Jean-Marc Mickeler appelle également à "élargir la base de revenus des clubs professionnels et à ne pas considérer que les droits audiovisuels doivent constituer un axe unique de revenus." Faire revenir les supporteurs dans les stades est donc essentiel. "Il faut créer une vraie expérience client comme dans n'importe quelle industrie."

Outre l'aspect purement économique et financier, Jean-Marc Mickeler souligne l'importance d'une bonne représentation des clubs de Ligue 1 en coupe d'Europe. Sur ce point, "on est plus proches du championnat polonais", glisse-t-il. Si la Pologne est bien loin au classement UEFA des coefficients par pays (qui se calcule en fonction des performances des clubs sur les cinq dernières années, ndlr), la France pourrait, dans les prochaines années, se faire rattraper à la cinquième place par le Portugal.
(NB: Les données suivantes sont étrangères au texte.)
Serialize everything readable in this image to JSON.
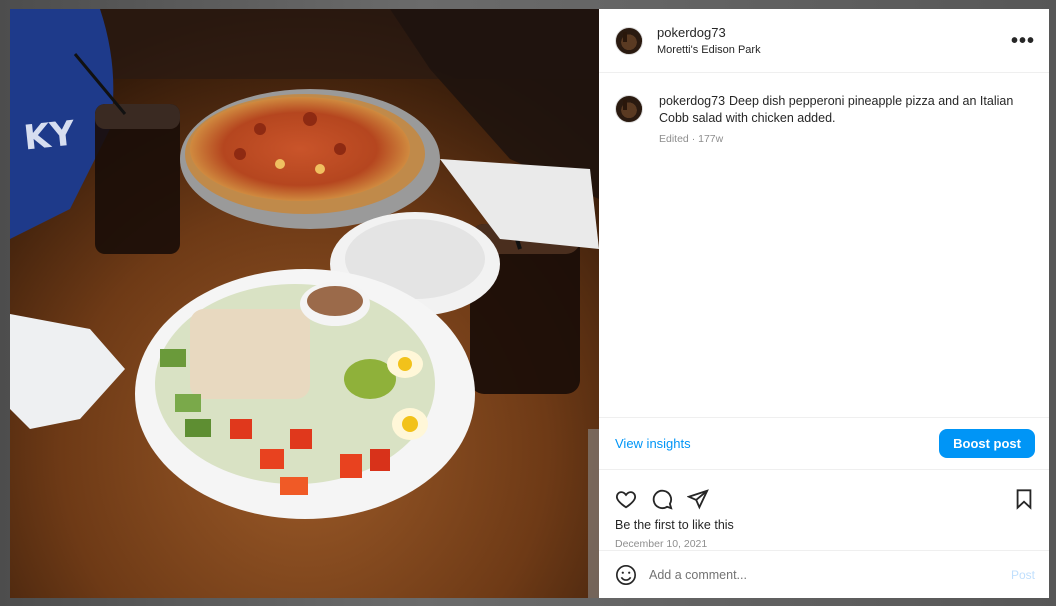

Et donc avoir moins de représentants en Ligue des champions. "Ce serait dramatique, et ça plongerait le football français dans une dynamique absolument désastreuse", estime le patron de la DNCG. 

"Il faut mener une réflexion spécifique sur des matchs qui pourraient être diffusés en clair"

Le futur du football français, qu'il soit heureux ou triste, sera-t-il disponible en dehors des chaînes cryptées ? Aujourd'hui, sans abonnement à Canal+ ou à BeinSports, il est littéralement impossible de suivre les matchs de la Ligue 1 ou la Ligue 2. "Le fait que le football ait migré durablement vers des chaînes payantes ou des plateformes, c'est malheureusement un état de fait qui sera difficile de contrer", explique Jean-Marc Mickeler. En revanche, le patron de la DNCG reconnaît qu'il y a "trop d'offres." "Il faut mener une réflexion spécifique sur des matchs qui pourraient être diffusés en clair", poursuit-il, avant de conclure : "Mais compte tenu des sommes nécessaires pour entretenir un championnat de qualité, le fait d'en faire un produit premium est une donnée, de mon point de vue, intangible."